Türkiye’yi sıcak para akışının esaretinde, istenildiği zaman operasyon yapılıp duvara dayanabilecek bir ülke olarak görenlerin, Tayyip Erdoğan’dan rahatsız olmaları şaşırtıcı değil. Cumhurbaşkanı’nın peş peşe verdiği tank, helikopter, uydu ve uzay çalışmaları mesajları, daha önce ortaya koyduğu ve Merkez Bankası üzerinden ifade ettiği duruşla birlikte okunursa, tablo daha iyi anlaşılabilir.
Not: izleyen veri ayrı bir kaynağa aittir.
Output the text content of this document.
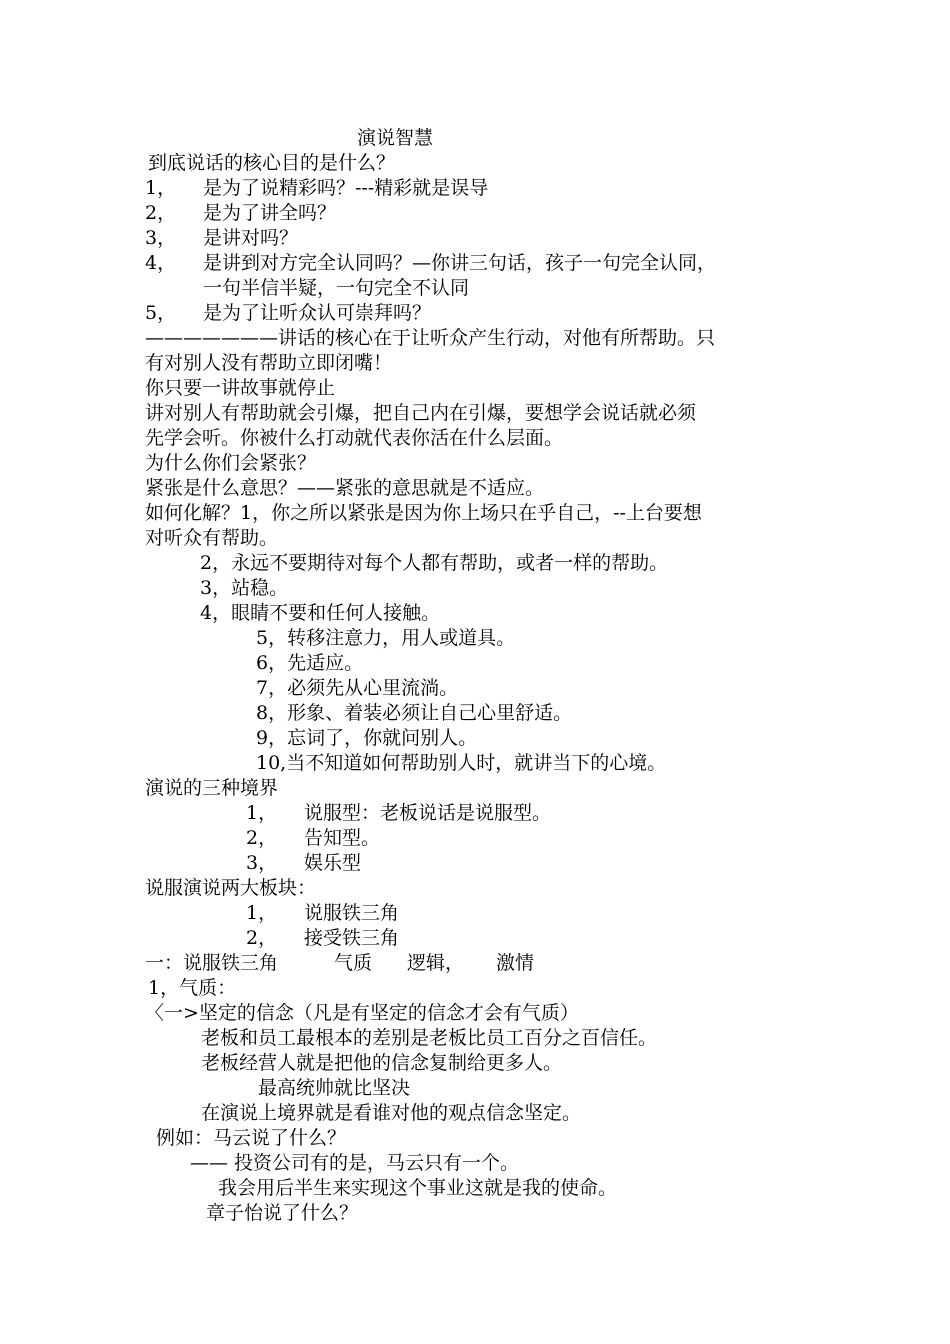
演说智慧
到底说话的核心目的是什么？
1， 是为了说精彩吗？---精彩就是误导
2， 是为了讲全吗？
3， 是讲对吗？
4， 是讲到对方完全认同吗？—你讲三句话，孩子一句完全认同，
一句半信半疑，一句完全不认同
5， 是为了让听众认可崇拜吗？
———————讲话的核心在于让听众产生行动，对他有所帮助。只
有对别人没有帮助立即闭嘴！
你只要一讲故事就停止
讲对别人有帮助就会引爆，把自己内在引爆，要想学会说话就必须
先学会听。你被什么打动就代表你活在什么层面。
为什么你们会紧张？
紧张是什么意思？——紧张的意思就是不适应。
如何化解？1，你之所以紧张是因为你上场只在乎自己，--上台要想
对听众有帮助。
2，永远不要期待对每个人都有帮助，或者一样的帮助。
3，站稳。
4，眼睛不要和任何人接触。
5，转移注意力，用人或道具。
6，先适应。
7，必须先从心里流淌。
8，形象、着装必须让自己心里舒适。
9，忘词了，你就问别人。
10,当不知道如何帮助别人时，就讲当下的心境。
演说的三种境界
1， 说服型：老板说话是说服型。
2， 告知型。
3， 娱乐型
说服演说两大板块：
1， 说服铁三角
2， 接受铁三角
一：说服铁三角	气质 逻辑， 激情
1，气质：
〈一>坚定的信念（凡是有坚定的信念才会有气质）
老板和员工最根本的差别是老板比员工百分之百信任。
老板经营人就是把他的信念复制给更多人。
最高统帅就比坚决
在演说上境界就是看谁对他的观点信念坚定。
例如：马云说了什么？
—— 投资公司有的是，马云只有一个。
我会用后半生来实现这个事业这就是我的使命。
章子怡说了什么？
Merkez Bankası’nı bir savunma hattı olarak gören ve kendilerini bu çıpa üzerinden uluslararası sistemle bütünleştiren aktörlerin gücünü hiçbir zaman hafife almayalım. Kaba saba komplo teorilerinden sıyrılıp daha dikkatli ve analitik bakabilirsek, çatışmada kimin nerede durduğunu daha doğru anlayabiliriz.